Frénésie incontrôlée autour de la tulipe, la tulipomania a été considérée comme la première bulle spéculative de l’histoire. Cet engouement autour d’un petit bulbe familier et désormais à la portée de toutes les bourses nous parait inimaginable ! Et pourtant, avant de devenir la fleur la plus populaire dans sa catégorie, la tulipe a bel et bien voyagé et est devenue une convoitise que l’on s’échangeait à prix d’or.
Alors pourquoi cette crise de la tulipe ? Quel héritage les tulipes nous ont elles laissé ? Voyageons quelques siècles en arrière sur les traces de la tulipe et de son incroyable épopée en Europe…
Qu'appelle-t-on la tulipomania ?
On a dit et écrit beaucoup de choses sur la tulipomania, ce moment de l’histoire européenne où les tulipes se vendaient à prix d’or sur le marché. Période troublée, phénomène fascinant et inquiétant à la fois… Tout se joue au 17ème siècle, en plein âge d’or hollandais qui rayonne sur le monde, les mers et le commerce.
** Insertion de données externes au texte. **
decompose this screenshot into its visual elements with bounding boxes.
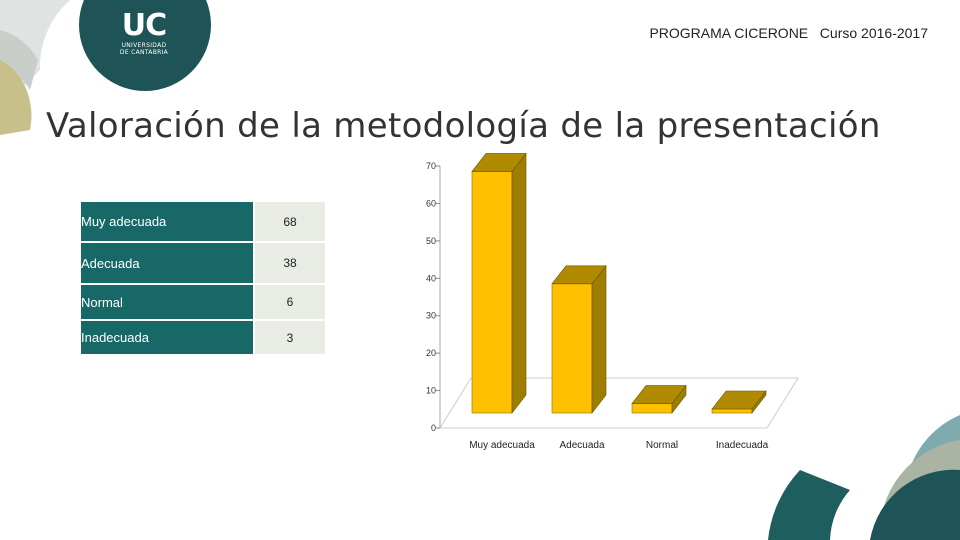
table-row: Normal 6 [81, 284, 325, 321]
university-logo: UC UNIVERSIDAD DE CANTABRIA [112, 8, 176, 57]
row-label: Muy adecuada [81, 202, 255, 243]
row-value: 6 [254, 284, 325, 321]
y-tick-label: 10 [426, 386, 436, 396]
bar-top [551, 265, 607, 285]
x-tick-label: Inadecuada [716, 440, 769, 451]
table-row: Inadecuada 3 [81, 320, 325, 356]
y-tick-label: 20 [426, 348, 436, 358]
bar-side [591, 264, 607, 414]
program-header: PROGRAMA CICERONE Curso 2016-2017 [649, 25, 928, 41]
row-value: 38 [254, 242, 325, 285]
top-left-arc-olive [0, 60, 32, 135]
bar-top [471, 153, 527, 172]
row-label: Normal [81, 284, 255, 321]
bar-front [711, 408, 753, 414]
bottom-right-arc-teal [870, 469, 960, 540]
row-label: Inadecuada [81, 320, 255, 356]
table-row: Muy adecuada 68 [81, 202, 325, 243]
logo-line1: UNIVERSIDAD [121, 42, 167, 49]
y-tick-label: 60 [426, 198, 436, 208]
bar-top [631, 385, 687, 404]
row-label: Adecuada [81, 242, 255, 285]
university-logo-badge [79, 0, 211, 91]
bar-side [511, 152, 527, 414]
x-tick-label: Adecuada [559, 440, 604, 451]
row-value: 3 [254, 320, 325, 356]
logo-line2: DE CANTABRIA [119, 49, 169, 56]
y-tick-label: 50 [426, 236, 436, 246]
bar-top [711, 390, 767, 410]
y-tick-label: 0 [431, 423, 436, 433]
logo-uc-text: UC [121, 8, 167, 43]
page-title: Valoración de la metodología de la prese… [46, 106, 881, 146]
x-tick-label: Muy adecuada [469, 440, 535, 451]
row-value: 68 [254, 202, 325, 243]
top-left-arc-gray [0, 30, 38, 90]
bottom-arc-teal-left [768, 470, 850, 540]
y-tick-label: 70 [426, 161, 436, 171]
bar-front [471, 171, 513, 414]
table-row: Adecuada 38 [81, 242, 325, 285]
chart-floor [439, 377, 799, 429]
y-tick-label: 30 [426, 311, 436, 321]
values-table: Muy adecuada 68 Adecuada 38 Normal 6 Ina… [81, 202, 325, 356]
bar-front [631, 403, 673, 414]
y-tick-label: 40 [426, 273, 436, 283]
x-tick-label: Normal [646, 440, 678, 451]
bar-front [551, 283, 593, 414]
Introduites vers 1560 dans les Provinces-Unies (actuels Pays-Bas), les tulipes vont susciter tout d’abord l’intérêt des botanistes, puis bientôt celui du grand public. Elles forcent l’admiration aux Pays-Bas, mais aussi en France, où on en plante dans les jardins du Louvre, Louis XIII en faisant un emblème de luxe, Louis XIV adoptant lui aussi cette fleur comme fleur officielle de la cour…
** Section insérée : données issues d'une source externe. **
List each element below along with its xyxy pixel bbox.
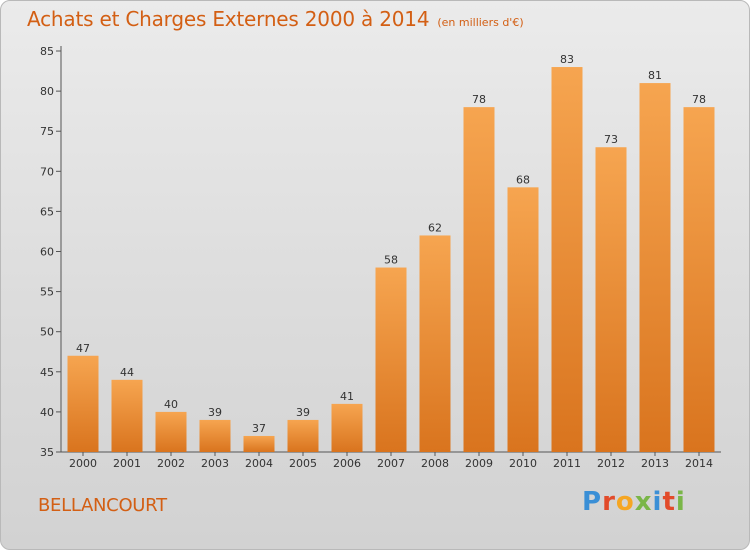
data-label-2011: 83 <box>560 53 574 66</box>
x-tick-label-2013: 2013 <box>641 457 669 470</box>
data-label-2014: 78 <box>692 93 706 106</box>
x-tick-label-2004: 2004 <box>245 457 273 470</box>
data-label-2007: 58 <box>384 254 398 267</box>
y-tick-label: 40 <box>40 406 54 419</box>
proxiti-logo[interactable]: Proxiti <box>582 487 686 517</box>
bar-2007 <box>375 267 407 452</box>
bar-2000 <box>67 355 99 452</box>
x-tick-label-2005: 2005 <box>289 457 317 470</box>
bar-2004 <box>243 435 275 452</box>
x-tick-label-2007: 2007 <box>377 457 405 470</box>
chart-labels: 47 44 40 39 37 39 41 58 62 78 68 83 73 81 78 <box>76 53 706 435</box>
bar-2005 <box>287 419 319 452</box>
y-tick-label: 55 <box>40 286 54 299</box>
bar-2010 <box>507 187 539 452</box>
data-label-2006: 41 <box>340 390 354 403</box>
logo-letter: r <box>602 487 616 517</box>
y-tick-label: 70 <box>40 165 54 178</box>
data-label-2001: 44 <box>120 366 134 379</box>
bar-2012 <box>595 147 627 453</box>
y-tick-label: 60 <box>40 246 54 259</box>
data-label-2010: 68 <box>516 173 530 186</box>
logo-letter: o <box>615 487 635 517</box>
data-label-2004: 37 <box>252 422 266 435</box>
logo-letter: P <box>582 487 603 517</box>
data-label-2008: 62 <box>428 221 442 234</box>
logo-letter: i <box>652 487 663 517</box>
bar-2008 <box>419 235 451 452</box>
y-tick-label: 50 <box>40 326 54 339</box>
bar-2013 <box>639 83 671 452</box>
bar-2006 <box>331 403 363 452</box>
chart-title: Achats et Charges Externes 2000 à 2014 (e… <box>27 7 524 31</box>
bar-2014 <box>683 107 715 452</box>
x-tick-label-2014: 2014 <box>685 457 713 470</box>
x-tick-label-2008: 2008 <box>421 457 449 470</box>
commune-name: BELLANCOURT <box>38 495 167 516</box>
logo-letter: t <box>662 487 676 517</box>
x-tick-label-2002: 2002 <box>157 457 185 470</box>
x-tick-label-2012: 2012 <box>597 457 625 470</box>
chart-title-main: Achats et Charges Externes 2000 à 2014 <box>27 7 430 31</box>
data-label-2005: 39 <box>296 406 310 419</box>
chart-title-unit: (en milliers d'€) <box>437 16 524 29</box>
logo-letter: i <box>675 487 686 517</box>
x-tick-label-2003: 2003 <box>201 457 229 470</box>
bar-2003 <box>199 419 231 452</box>
x-tick-label-2011: 2011 <box>553 457 581 470</box>
data-label-2013: 81 <box>648 69 662 82</box>
y-tick-label: 65 <box>40 205 54 218</box>
x-tick-label-2010: 2010 <box>509 457 537 470</box>
y-tick-label: 45 <box>40 366 54 379</box>
y-tick-label: 80 <box>40 85 54 98</box>
chart-bars <box>67 67 715 453</box>
chart-axes: 35 40 45 50 55 60 65 70 75 80 85 2000 2001 2002 2003 20… <box>40 45 721 470</box>
logo-letter: x <box>634 487 653 517</box>
data-label-2002: 40 <box>164 398 178 411</box>
y-tick-label: 35 <box>40 446 54 459</box>
bar-2002 <box>155 411 187 452</box>
x-tick-label-2001: 2001 <box>113 457 141 470</box>
data-label-2000: 47 <box>76 342 90 355</box>
bar-2001 <box>111 379 143 452</box>
x-tick-label-2009: 2009 <box>465 457 493 470</box>
x-tick-label-2000: 2000 <box>69 457 97 470</box>
y-tick-label: 85 <box>40 45 54 58</box>
data-label-2012: 73 <box>604 133 618 146</box>
bar-2009 <box>463 107 495 452</box>
x-tick-label-2006: 2006 <box>333 457 361 470</box>
data-label-2003: 39 <box>208 406 222 419</box>
data-label-2009: 78 <box>472 93 486 106</box>
y-tick-label: 75 <box>40 125 54 138</box>
bar-2011 <box>551 67 583 452</box>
C’est Charles de l’Ecluse (Carolus Clusius), botaniste et professeur à l’université de Leyde, qui commence à planter le bulbe dans les terres sablonneuses du jardin de l’université en 1594 et ainsi à reproduire la tulipe.
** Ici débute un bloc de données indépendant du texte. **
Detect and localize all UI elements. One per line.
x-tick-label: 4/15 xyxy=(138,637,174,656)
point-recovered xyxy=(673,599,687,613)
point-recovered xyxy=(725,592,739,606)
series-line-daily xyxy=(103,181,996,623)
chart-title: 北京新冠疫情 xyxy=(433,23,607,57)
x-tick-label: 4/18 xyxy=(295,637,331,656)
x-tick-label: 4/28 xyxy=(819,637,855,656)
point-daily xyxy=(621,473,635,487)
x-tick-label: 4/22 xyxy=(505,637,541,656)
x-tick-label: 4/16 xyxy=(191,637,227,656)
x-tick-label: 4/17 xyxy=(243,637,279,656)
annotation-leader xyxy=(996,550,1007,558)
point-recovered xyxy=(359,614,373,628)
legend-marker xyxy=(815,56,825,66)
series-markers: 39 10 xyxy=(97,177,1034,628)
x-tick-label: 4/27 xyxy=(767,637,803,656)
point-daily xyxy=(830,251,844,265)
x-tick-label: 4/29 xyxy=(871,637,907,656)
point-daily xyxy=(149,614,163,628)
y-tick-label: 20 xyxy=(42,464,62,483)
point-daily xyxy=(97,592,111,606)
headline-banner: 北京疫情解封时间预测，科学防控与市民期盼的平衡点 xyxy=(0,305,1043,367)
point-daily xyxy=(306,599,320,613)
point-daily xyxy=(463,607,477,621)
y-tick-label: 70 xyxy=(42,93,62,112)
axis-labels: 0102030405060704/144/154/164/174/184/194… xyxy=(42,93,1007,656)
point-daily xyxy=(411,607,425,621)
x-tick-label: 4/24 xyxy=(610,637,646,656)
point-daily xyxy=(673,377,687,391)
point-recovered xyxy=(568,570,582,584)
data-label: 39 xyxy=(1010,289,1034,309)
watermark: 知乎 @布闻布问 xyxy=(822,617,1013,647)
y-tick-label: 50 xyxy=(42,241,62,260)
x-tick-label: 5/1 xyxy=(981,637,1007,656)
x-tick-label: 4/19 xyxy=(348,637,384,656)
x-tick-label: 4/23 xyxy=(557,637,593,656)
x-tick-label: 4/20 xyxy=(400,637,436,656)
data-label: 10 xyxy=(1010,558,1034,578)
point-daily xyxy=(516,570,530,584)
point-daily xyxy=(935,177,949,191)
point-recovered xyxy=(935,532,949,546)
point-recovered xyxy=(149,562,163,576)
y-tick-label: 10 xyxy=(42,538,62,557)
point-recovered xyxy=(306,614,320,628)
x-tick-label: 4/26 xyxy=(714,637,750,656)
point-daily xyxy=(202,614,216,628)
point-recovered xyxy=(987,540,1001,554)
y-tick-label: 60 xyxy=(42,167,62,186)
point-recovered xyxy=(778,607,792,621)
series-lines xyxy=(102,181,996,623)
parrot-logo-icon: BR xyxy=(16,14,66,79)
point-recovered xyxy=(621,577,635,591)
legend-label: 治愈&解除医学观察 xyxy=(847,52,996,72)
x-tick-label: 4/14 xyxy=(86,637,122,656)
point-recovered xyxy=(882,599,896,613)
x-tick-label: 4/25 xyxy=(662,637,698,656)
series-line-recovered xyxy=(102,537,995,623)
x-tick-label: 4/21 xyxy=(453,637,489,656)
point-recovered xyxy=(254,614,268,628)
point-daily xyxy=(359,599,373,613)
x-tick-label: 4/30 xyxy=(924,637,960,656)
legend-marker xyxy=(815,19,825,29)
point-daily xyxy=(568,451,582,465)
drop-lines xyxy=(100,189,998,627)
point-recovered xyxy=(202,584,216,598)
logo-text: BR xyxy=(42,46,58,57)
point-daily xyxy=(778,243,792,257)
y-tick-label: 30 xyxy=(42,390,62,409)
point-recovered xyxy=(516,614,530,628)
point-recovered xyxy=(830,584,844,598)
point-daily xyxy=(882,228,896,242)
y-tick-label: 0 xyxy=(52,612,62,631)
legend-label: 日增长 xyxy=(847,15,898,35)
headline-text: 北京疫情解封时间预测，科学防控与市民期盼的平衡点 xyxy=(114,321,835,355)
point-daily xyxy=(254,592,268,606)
L’horticulture se développait déjà dans la province de Hollande, où une cinquantaine de variétés étaient connues dès 1580. Mais vers 1630, tout s’accélère : plus de 100 espèces différentes de tulipes arrivent en moins d’un siècle.
La tulipe devient synonyme de réussite, c’est un signe extérieur de richesse, et l’élite puissante du pays l’a bien compris. Il faut en avoir dans son jardin. Des bourgeois flamands, des nobles et propriétaires de tavernes se mettent à cultiver des tulipes et certains abandonnent même leur florissants commerces et boutiques…
Elle est convoitée à un point tel que les ventes se font désormais sur un second marché. La tulipe devient un objet de spéculation. Un système financier se met même en place, autour de ce que l’on a appelé les billets à effet : à partir de 1635, ce mécanisme permet de pouvoir vendre des bulbes toute l’année, quand qu’ils sont encore en terre, alors que l’on vendait jusque-là les tulipes au printemps, quand on pouvait juger sur pièce de la conformité de la fleur. Un simple papier était signé, sorte d'action de la tulipe, où l'on ne voyait plus la marchandise... Ceci suscite un engouement sans pareil, en échangeant les titres plusieurs fois par jour pour les faire grimper.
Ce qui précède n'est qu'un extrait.